Para entonces vivía en Costa Rica y había llegado a Nicaragua para las vacaciones de Navidad con Tulita mi mujer y mis tres hijos. Dormíamos esa noche en casa de mis padres en Masatepe, mi pueblo natal, a unos 45 kilómetros de Managua, y las sacudidas provocadas por las ondas del cataclismo, que nos sacaron de la cama, fueron tan fuertes como para trancar puertas y hacer que los faros de los vehículos estacionados en las calles se encendieran de manera misteriosa.
Las noticias que traían quienes volvían huyendo, porque se hallaban en Managua en alguna de las tantas fiestas navideñas y habían escapados ilesos, eran de edificios derruidos, cables eléctricos enredados en las calles, anuncios comerciales derribados cerrando el paso a los vehículos, incendios por todos los confines. "¡Se perdió Managua!", era el clamor.

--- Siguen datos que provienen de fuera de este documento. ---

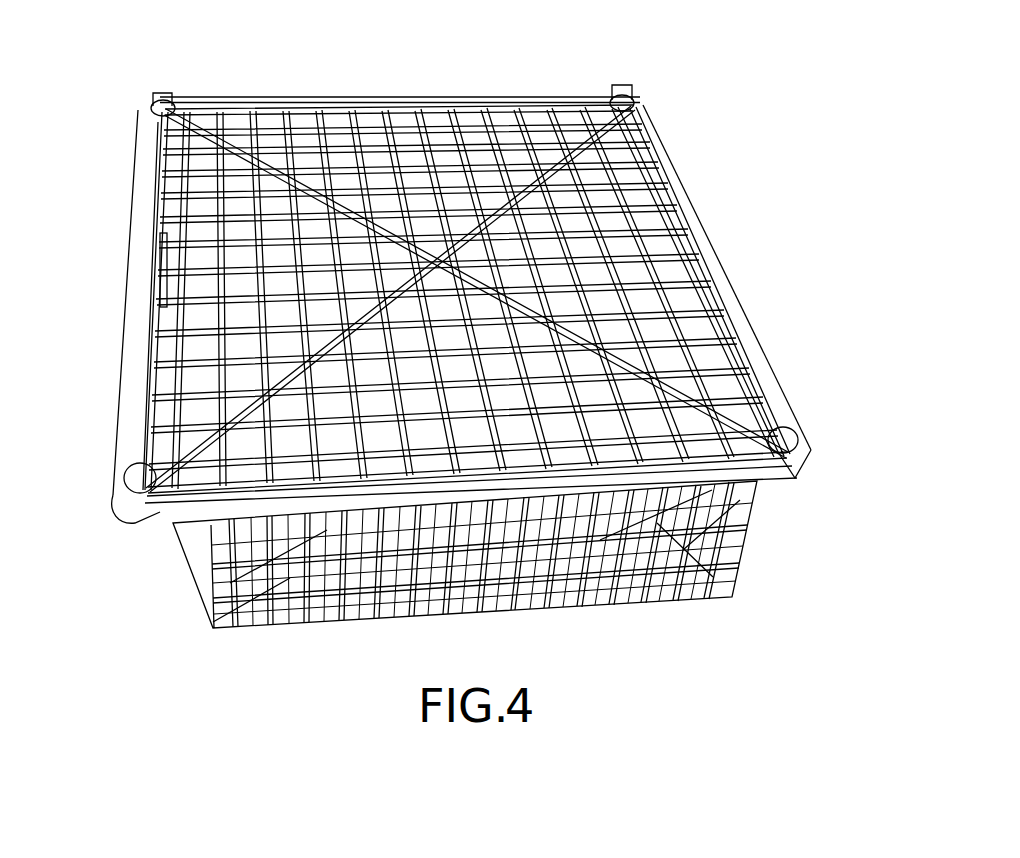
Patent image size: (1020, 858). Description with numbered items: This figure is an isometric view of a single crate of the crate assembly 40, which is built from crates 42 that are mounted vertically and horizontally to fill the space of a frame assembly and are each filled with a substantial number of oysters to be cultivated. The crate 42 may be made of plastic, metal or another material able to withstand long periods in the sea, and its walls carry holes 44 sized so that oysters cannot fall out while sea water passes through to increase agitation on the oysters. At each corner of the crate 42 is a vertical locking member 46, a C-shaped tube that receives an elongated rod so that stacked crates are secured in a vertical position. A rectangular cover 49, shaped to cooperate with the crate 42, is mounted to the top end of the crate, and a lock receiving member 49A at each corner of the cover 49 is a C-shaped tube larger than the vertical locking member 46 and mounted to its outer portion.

The crate assembly 40 is at (125, 58).
The crate 42 is at (162, 272).
The holes 44 is at (738, 570).
The vertical locking member 46 is at (633, 114).
The cover 49 is at (712, 283).
The lock receiving member 49A is at (790, 470).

Y yo aún confiaba en el poder de la exageración, que en Nicaragua es una de las formas corrientes de la imaginación.
Pero las líneas de teléfono estaban muertas, y el dial de la radio vacío. Así que a las cuatro de la madrugada, mi mujer y yo salimos hacia Managua, apretados junto con familiares dentro del Peugeot en que habíamos llegado desde San José, en busca de parientes y amigos a quienes socorrer.
Todo era cierto. La única exageración de aquella madrugada, había sido de la naturaleza.